The players told the International Cricket Council (ICC) of the suspicious approach, raising fears of possible match- or spot-fixing. Heath Mills, the New Zealand players' association CEO, then called for cricket's governing body to deploy its anti-corruption officials at the Sixes and similar unofficial tournaments.
The ICC investigated the incident but the matter has now been put aside, according to Tandon, who has maintained that the Sixes have always been 'corruption-free'.
'Nothing came of the ICC investigation and that incident has been put to rest,' he said. 'But this does not mean we will relax. We will remain vigilant and we have taken steps to ensure nothing untoward happens.'
While the players can be monitored during play from Friday to Sunday at the Kowloon Cricket Club, Tandon said they had no control of what the 12 teams did outside the playing environment or as to whom they came into contact with.

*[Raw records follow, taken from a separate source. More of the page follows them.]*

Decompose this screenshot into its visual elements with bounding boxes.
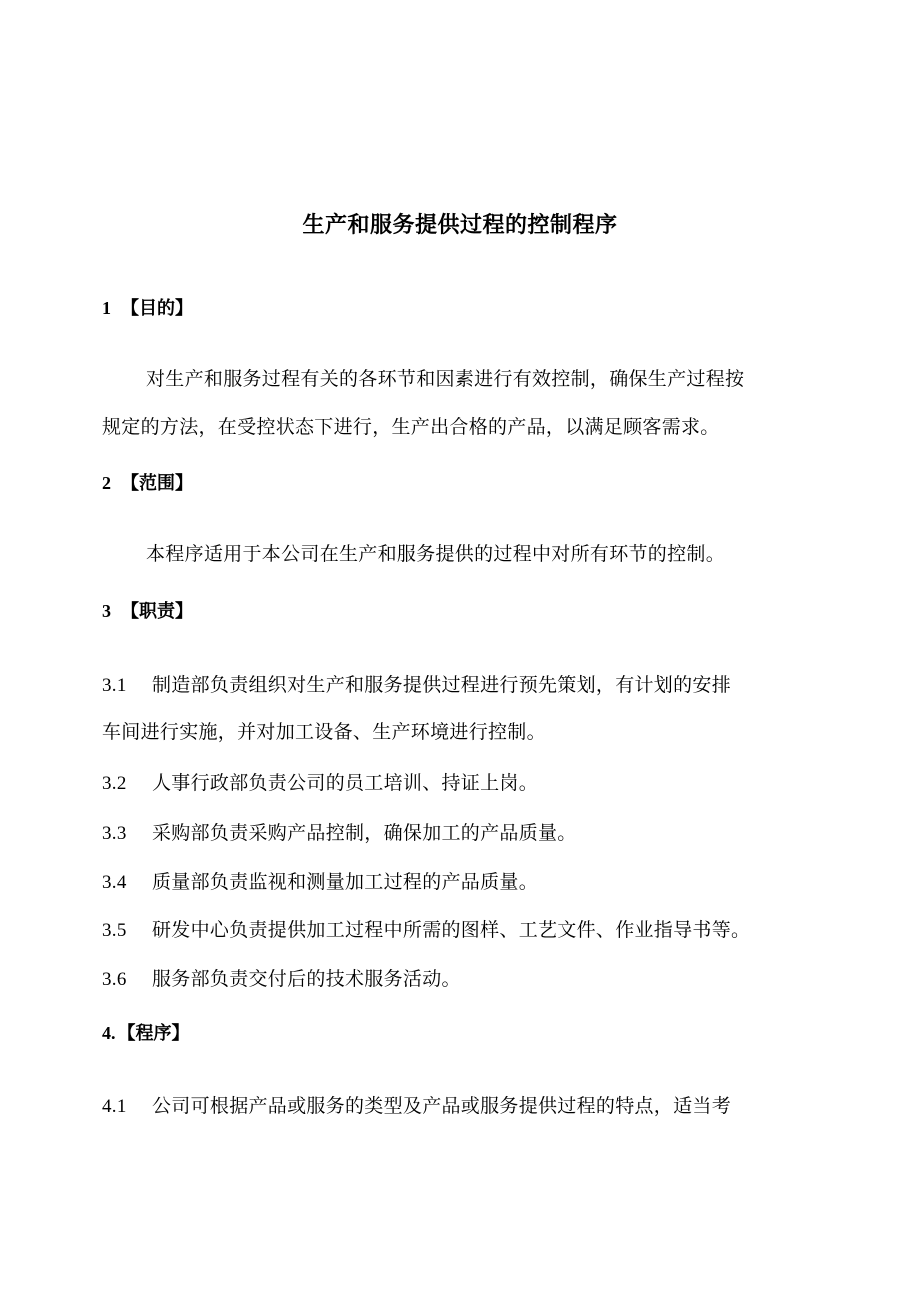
item-number: 3.2 [102,773,152,795]
item-number: 3.4 [102,872,152,894]
item-text: 公司可根据产品或服务的类型及产品或服务提供过程的特点，适当考 [152,1095,731,1117]
section-heading-purpose: 1【目的】 [102,294,193,320]
section-title: 【职责】 [121,601,193,622]
item-text: 人事行政部负责公司的员工培训、持证上岗。 [152,772,538,794]
section-number: 2 [102,473,111,493]
list-item-4-1: 4.1公司可根据产品或服务的类型及产品或服务提供过程的特点，适当考 [102,1091,832,1118]
list-item-3-5: 3.5研发中心负责提供加工过程中所需的图样、工艺文件、作业指导书等。 [102,915,832,942]
document-title: 生产和服务提供过程的控制程序 [0,208,920,239]
item-text: 服务部负责交付后的技术服务活动。 [152,968,461,990]
item-text: 质量部负责监视和测量加工过程的产品质量。 [152,871,538,893]
item-number: 3.5 [102,920,152,942]
item-number: 3.6 [102,969,152,991]
section-title: 【程序】 [118,1023,190,1044]
paragraph-line: 规定的方法，在受控状态下进行，生产出合格的产品，以满足顾客需求。 [102,412,832,439]
item-number: 3.3 [102,823,152,845]
list-item-3-3: 3.3采购部负责采购产品控制，确保加工的产品质量。 [102,818,832,845]
list-item-continuation: 车间进行实施，并对加工设备、生产环境进行控制。 [102,717,832,744]
list-item-3-6: 3.6服务部负责交付后的技术服务活动。 [102,964,832,991]
item-text: 研发中心负责提供加工过程中所需的图样、工艺文件、作业指导书等。 [152,919,750,941]
section-number: 4. [102,1023,116,1043]
list-item-3-2: 3.2人事行政部负责公司的员工培训、持证上岗。 [102,768,832,795]
section-heading-responsibilities: 3【职责】 [102,597,193,623]
item-number: 3.1 [102,675,152,697]
item-text: 采购部负责采购产品控制，确保加工的产品质量。 [152,822,577,844]
section-heading-scope: 2【范围】 [102,469,193,495]
section-number: 1 [102,298,111,318]
section-heading-procedure: 4.【程序】 [102,1019,190,1045]
list-item-3-4: 3.4质量部负责监视和测量加工过程的产品质量。 [102,867,832,894]
item-number: 4.1 [102,1096,152,1118]
section-title: 【范围】 [121,473,193,494]
list-item-3-1: 3.1制造部负责组织对生产和服务提供过程进行预先策划，有计划的安排 [102,670,832,697]
paragraph-line: 对生产和服务过程有关的各环节和因素进行有效控制，确保生产过程按 [146,364,876,391]
paragraph-line: 本程序适用于本公司在生产和服务提供的过程中对所有环节的控制。 [146,539,876,566]
item-text: 制造部负责组织对生产和服务提供过程进行预先策划，有计划的安排 [152,674,731,696]
section-title: 【目的】 [121,298,193,319]
section-number: 3 [102,601,111,621]
document-page: 生产和服务提供过程的控制程序 1【目的】 对生产和服务过程有关的各环节和因素进行… [0,0,920,1301]
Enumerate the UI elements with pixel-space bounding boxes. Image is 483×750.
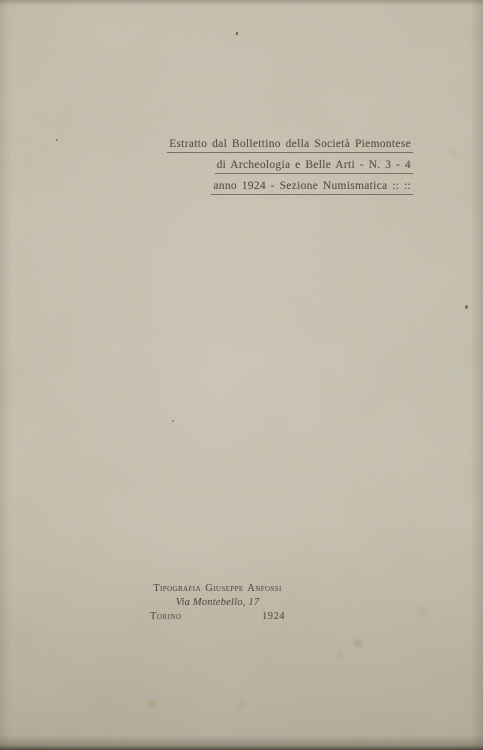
extract-note-line2-text: di Archeologia e Belle Arti - N. 3 - 4 (215, 159, 413, 174)
ink-speck (465, 305, 468, 309)
extract-note-line: Estratto dal Bollettino della Società Pi… (167, 134, 413, 153)
foxing-spot (352, 637, 365, 649)
ink-speck (236, 32, 238, 35)
page-edge-shadow (0, 0, 483, 750)
print-year: 1924 (262, 611, 285, 622)
ink-speck (172, 420, 174, 422)
foxing-spot (448, 148, 459, 158)
extract-note: Estratto dal Bollettino della Società Pi… (167, 134, 413, 197)
foxing-spot (236, 700, 246, 709)
extract-note-line: anno 1924 - Sezione Numismatica :: :: (167, 176, 413, 195)
foxing-spot (336, 652, 345, 660)
printer-name: Tipografia Giuseppe Anfossi (150, 583, 285, 594)
ink-speck (56, 139, 58, 141)
extract-note-line3-text: anno 1924 - Sezione Numismatica :: :: (211, 180, 413, 195)
extract-note-line: di Archeologia e Belle Arti - N. 3 - 4 (167, 155, 413, 174)
paper-texture (0, 0, 483, 750)
printer-address: Via Montebello, 17 (150, 597, 285, 608)
foxing-spot (414, 604, 430, 618)
city-year-row: Torino 1924 (150, 611, 285, 622)
printer-colophon: Tipografia Giuseppe Anfossi Via Montebel… (150, 583, 285, 622)
foxing-spot (146, 698, 158, 709)
scanned-book-page: Estratto dal Bollettino della Società Pi… (0, 0, 483, 750)
printer-city: Torino (150, 611, 182, 622)
extract-note-line1-text: Estratto dal Bollettino della Società Pi… (167, 138, 413, 153)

'But we have told the liaison managers who will be accompanying them to dinners and other functions to report to us if anything suspicious happens,' Tandon said.
The HKCA will also brief all team managers on the ICC's code of conduct before the tournament.
'In 2003, the ICC sent its anti-corruption unit to the Hong Kong Sixes but now they only send them to events which are an ICC event,' Tandon said. 'The ICC provides this service now, but we would have to pay for it. We are not having it as we believe we can control it and ensure the Sixes are free of any mischief.'
Australia will defend their title at an expanded 12-team competition starting on Friday. For the first time, an international Twenty20 game will also be played, when the All Stars, including Sri Lankan legend Sanath Jayasuriya and Pakistan's Shahid Afridi, take on the Rest of the World led by all-rounder Abdul Razzaq.